| Engine Yard's objective is to drive Ruby adoption as a whole. Everything they are doing with open-source aligns with this. Their current strategy seems to be based on three observations: 1. There are a lot of Windows users in the world and Ruby sucks on Windows. 2. There are a lot of existing companies using Java still and many are scared of Ruby. 3. Even if people get past 1 & 2 a lot of people are still scared off because "Ruby/Rails Doesn't Scale" (i.e., MRI is slow).
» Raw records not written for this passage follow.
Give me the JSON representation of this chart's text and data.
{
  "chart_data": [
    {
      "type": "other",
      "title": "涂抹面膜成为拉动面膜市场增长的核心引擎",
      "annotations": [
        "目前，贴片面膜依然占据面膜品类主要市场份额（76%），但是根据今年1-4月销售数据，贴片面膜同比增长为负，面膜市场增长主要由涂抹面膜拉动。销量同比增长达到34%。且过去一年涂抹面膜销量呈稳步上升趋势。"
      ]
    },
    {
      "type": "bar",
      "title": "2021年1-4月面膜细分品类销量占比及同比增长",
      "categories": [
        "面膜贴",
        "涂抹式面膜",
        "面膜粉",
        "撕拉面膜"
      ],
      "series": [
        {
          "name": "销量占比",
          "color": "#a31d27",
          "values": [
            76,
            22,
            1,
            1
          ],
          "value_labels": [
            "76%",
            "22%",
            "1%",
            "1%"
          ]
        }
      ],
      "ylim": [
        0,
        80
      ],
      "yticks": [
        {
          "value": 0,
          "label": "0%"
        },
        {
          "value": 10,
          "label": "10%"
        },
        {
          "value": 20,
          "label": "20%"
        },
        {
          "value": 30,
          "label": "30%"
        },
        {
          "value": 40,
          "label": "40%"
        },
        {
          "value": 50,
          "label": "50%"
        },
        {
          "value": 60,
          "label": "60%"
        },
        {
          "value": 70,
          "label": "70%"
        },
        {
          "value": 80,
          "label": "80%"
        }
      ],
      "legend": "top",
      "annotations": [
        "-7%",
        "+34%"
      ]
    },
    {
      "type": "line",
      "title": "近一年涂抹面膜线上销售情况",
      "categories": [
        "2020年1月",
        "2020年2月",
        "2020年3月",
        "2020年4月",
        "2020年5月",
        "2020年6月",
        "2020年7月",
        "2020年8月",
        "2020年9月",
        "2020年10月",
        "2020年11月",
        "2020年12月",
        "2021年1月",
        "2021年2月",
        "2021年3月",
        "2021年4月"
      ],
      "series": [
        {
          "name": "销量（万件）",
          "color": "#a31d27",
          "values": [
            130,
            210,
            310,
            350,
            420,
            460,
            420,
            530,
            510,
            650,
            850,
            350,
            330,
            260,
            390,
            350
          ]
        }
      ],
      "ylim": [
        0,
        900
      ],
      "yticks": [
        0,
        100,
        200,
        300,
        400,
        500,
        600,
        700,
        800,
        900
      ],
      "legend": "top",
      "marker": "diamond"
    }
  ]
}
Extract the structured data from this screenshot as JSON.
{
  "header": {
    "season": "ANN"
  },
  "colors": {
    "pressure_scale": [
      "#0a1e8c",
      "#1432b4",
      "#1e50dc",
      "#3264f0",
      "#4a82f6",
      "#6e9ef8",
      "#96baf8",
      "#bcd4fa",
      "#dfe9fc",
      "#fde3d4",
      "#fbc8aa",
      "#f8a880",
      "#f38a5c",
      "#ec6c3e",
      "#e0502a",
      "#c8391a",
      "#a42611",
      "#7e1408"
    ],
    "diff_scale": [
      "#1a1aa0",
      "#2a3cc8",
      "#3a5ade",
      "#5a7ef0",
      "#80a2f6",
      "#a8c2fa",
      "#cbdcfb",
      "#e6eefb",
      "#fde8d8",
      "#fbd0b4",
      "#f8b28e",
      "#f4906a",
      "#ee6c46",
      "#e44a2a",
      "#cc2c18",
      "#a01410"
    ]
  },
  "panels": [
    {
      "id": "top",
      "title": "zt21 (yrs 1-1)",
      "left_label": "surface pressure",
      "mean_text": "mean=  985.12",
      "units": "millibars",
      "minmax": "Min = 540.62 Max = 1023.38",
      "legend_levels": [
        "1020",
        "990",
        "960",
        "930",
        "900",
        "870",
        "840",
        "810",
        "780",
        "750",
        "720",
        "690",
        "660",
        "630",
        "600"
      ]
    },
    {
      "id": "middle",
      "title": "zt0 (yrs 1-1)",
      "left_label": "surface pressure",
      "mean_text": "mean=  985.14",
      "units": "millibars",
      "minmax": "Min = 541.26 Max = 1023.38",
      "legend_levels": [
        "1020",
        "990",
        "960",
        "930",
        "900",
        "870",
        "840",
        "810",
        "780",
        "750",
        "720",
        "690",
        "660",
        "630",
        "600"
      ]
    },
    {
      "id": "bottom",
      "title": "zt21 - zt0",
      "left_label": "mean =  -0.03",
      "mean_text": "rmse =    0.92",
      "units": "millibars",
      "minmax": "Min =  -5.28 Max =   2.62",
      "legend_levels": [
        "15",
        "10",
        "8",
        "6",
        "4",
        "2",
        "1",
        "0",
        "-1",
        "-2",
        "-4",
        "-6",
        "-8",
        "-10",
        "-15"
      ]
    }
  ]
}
They are executing against all three of these barriers with their various initiatives: 1. Make Ruby a better platform on Windows: Rails Installer, SQL Server ActiveRecord adapter and including Windows as a target platform for their VMs. 2. JRuby as a gateway drug to the Land of Ruby; _could_ end up being VM winner too. 3. Rubinius as a possible MRI replacement, if they can make it technically superior and rally support within the community. (Think Merb -> Rails 3) With this in mind, it makes perfect sense for them to support both JRuby and Rubinius. It also makes sense for them to not be too overt about at least some of these goals. (See Merb vs Rails compared to SlimGems vs RubyGems.) |
I don't get the "could". JRuby is among the fastest, gives you access to a massive amount of OSS and infrastructure, and fixes Ruby's threading.
It's done these for years at this point.
In my mind the question is more along the lines of "why should I use anything _but_ JRuby on a new project?".
It's blasphemy I'm sure, but I just don't see the point in C-Ruby for new development at this point. It's legacy. JRuby, as the last-man-standing among the major Ruby VM implementations now that IronRuby is dead and everything else is vapor (Maglev) or niche (MacRuby) is the default modern Ruby implementation to my mind.
So let's assume Rubinius is great, and the GIL is clearly a major step forward. Is EngineYard's intent really to supplant YARV with Rubinius?
Because that sounds great to me.
I've never seen EY say that though (they might have and I just missed it). If that's the vision, I'd rather see them come out and say it. Having developers guess, and having any ambiguity at all around the future of these projects and the messaging surrounding them doesn't inspire confidence.